Wayne McClure

No. 66, 65
- Position: Linebacker

Personal information
- Born: July 2, 1942 Maryville, Tennessee, U.S.
- Died: June 12, 2005 (aged 62) Covington, Louisiana, U.S.
- Listed height: 6 ft 1 in (1.85 m)
- Listed weight: 225 lb (102 kg)

Career information
- High school: Hattiesburg (Hattiesburg, Mississippi)
- College: Mississippi (1964–1967)
- NFL draft: 1968: 9th round, 239th overall pick

Career history
- Kansas City Chiefs (1968)*; Cincinnati Bengals (1968–1970);
- * Offseason or practice squad member only

Career NFL/AFL statistics
- Sacks: 1
- Stats at Pro Football Reference

= Wayne McClure =

American football player (1942–2005)

Wayne Leroy McClure, Jr. (July 2, 1942 – June 12, 2005) was an American professional football linebacker who played two seasons with the Cincinnati Bengals of the American Football League (AFL) and National Football League (NFL). He was selected by the Kansas City Chiefs in the ninth round of the 1968 NFL/AFL draft. He played college football at the University of Mississippi.

==Early life and college==
Wayne Leroy McClure, Jr. was born on July 2, 1942, in Maryville, Tennessee. He attended Hattiesburg High School in Hattiesburg, Mississippi.

He was a member of the Ole Miss Rebels of the University of Mississippi from 1964 to 1967 and a three-year letterman from 1965 to 1967.

==Professional career==
McClure was selected by the Kansas City Chiefs of the AFL in the ninth round, with the 239th overall pick, of the 1968 NFL/AFL draft. He was waived by the Chiefs in August 1968.

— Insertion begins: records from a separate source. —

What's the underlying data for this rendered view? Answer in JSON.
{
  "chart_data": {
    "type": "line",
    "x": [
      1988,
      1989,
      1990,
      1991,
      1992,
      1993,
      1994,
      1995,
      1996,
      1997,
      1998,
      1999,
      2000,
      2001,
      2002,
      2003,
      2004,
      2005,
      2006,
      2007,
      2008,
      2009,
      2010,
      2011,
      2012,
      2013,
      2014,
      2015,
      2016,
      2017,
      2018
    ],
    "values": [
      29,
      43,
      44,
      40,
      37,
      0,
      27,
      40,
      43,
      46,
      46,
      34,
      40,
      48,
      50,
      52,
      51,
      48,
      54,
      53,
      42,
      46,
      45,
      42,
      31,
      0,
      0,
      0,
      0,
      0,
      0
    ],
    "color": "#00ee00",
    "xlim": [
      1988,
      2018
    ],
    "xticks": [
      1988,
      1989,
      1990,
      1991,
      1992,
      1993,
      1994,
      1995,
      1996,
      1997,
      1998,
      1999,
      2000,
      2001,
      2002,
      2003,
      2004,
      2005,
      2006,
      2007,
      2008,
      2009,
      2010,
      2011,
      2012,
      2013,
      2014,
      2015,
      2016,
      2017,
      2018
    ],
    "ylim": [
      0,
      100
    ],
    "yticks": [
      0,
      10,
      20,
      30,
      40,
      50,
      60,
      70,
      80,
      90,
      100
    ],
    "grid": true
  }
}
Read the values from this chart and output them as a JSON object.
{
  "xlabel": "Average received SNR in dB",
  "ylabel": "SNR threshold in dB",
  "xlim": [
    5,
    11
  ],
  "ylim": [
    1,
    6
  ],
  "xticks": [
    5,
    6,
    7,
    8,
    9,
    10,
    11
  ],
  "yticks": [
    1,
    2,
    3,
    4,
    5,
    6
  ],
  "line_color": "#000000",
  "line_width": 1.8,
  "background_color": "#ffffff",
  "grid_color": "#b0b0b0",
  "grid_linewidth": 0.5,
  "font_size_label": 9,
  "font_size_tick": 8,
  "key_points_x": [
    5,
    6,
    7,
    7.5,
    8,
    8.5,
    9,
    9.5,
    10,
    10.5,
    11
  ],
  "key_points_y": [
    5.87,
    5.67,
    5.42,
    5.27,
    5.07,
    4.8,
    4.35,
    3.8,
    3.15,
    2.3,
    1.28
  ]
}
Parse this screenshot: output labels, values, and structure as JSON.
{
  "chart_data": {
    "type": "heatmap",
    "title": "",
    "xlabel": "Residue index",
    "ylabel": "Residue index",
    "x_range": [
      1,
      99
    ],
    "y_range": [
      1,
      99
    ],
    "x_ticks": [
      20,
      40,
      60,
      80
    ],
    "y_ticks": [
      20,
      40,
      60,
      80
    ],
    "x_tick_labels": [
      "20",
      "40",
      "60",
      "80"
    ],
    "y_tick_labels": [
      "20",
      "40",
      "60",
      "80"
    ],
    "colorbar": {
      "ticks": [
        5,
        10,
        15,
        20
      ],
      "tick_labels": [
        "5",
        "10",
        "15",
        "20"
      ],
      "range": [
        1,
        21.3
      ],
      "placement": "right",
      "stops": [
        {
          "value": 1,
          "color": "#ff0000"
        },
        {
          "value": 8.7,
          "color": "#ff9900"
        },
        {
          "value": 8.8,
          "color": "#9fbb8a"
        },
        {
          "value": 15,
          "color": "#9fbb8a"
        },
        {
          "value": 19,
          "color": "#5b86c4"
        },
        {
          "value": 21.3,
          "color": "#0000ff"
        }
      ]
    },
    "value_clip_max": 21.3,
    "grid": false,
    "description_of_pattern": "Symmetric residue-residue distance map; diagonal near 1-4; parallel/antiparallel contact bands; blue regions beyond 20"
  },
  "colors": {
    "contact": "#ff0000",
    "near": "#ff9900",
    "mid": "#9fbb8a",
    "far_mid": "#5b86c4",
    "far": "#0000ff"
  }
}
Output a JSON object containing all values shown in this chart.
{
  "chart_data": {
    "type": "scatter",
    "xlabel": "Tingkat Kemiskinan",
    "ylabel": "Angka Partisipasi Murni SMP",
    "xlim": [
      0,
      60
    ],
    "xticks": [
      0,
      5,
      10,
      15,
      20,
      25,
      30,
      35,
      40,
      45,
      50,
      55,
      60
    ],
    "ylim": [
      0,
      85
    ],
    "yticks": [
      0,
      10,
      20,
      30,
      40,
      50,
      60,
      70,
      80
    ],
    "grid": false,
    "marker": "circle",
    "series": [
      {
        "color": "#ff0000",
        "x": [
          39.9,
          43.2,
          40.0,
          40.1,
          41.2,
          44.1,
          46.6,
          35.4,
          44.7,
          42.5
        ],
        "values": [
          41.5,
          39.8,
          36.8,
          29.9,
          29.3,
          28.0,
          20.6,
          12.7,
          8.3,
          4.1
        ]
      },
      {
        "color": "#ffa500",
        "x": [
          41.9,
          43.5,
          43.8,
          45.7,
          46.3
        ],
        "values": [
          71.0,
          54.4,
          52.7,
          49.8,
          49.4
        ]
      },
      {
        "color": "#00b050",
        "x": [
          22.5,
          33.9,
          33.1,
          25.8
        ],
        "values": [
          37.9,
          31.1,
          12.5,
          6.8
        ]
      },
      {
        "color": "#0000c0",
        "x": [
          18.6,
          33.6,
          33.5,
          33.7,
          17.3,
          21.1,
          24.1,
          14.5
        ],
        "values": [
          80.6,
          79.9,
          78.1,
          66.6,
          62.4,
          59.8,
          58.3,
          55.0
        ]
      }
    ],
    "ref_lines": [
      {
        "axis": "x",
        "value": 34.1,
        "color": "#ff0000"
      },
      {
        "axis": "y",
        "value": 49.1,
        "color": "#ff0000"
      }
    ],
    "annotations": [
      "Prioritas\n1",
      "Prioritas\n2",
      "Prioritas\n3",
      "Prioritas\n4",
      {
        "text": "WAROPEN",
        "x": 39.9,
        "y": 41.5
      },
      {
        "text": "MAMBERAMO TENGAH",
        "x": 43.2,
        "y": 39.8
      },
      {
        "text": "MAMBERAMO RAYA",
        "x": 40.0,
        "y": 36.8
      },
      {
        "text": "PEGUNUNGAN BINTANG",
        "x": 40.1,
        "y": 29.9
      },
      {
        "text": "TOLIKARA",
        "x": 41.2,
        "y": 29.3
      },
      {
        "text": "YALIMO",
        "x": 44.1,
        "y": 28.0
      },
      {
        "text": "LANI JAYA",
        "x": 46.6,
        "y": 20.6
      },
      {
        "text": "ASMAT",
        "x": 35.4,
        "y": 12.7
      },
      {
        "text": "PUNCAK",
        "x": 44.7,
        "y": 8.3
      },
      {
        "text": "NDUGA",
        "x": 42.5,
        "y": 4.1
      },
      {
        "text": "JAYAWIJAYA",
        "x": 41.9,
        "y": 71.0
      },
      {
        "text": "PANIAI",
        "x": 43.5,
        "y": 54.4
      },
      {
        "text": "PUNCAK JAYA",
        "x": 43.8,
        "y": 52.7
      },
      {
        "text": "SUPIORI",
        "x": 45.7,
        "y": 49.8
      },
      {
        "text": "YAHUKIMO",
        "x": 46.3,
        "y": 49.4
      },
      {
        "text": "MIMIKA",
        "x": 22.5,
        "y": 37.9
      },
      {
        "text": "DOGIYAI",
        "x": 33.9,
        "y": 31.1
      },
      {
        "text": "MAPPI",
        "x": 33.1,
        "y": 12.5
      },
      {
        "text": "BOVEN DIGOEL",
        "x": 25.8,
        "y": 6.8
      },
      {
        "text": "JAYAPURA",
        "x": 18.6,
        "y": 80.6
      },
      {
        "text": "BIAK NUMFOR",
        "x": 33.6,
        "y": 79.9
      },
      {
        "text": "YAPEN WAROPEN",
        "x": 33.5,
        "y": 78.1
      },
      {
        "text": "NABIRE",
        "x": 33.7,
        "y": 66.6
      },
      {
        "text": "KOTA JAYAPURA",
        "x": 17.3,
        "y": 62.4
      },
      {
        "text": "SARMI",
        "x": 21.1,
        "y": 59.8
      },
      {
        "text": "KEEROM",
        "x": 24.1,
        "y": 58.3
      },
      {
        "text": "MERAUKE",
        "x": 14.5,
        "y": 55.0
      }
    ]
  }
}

McClure was claimed off waivers by the Cincinnati Bengals on August 28, 1968. He played in 13 games, starting two, during his rookie year in 1968, recording one sack and one kick return for 11 yards. He was placed on injured reserve in 1969 and did not appear in any games that season. McClure played in all 14 games for the Bengals in 1970. He also appeared in one playoff game that year. He was released by the Bengals in 1971.

==Personal life==
McClure died on June 12, 2005, in Covington, Louisiana.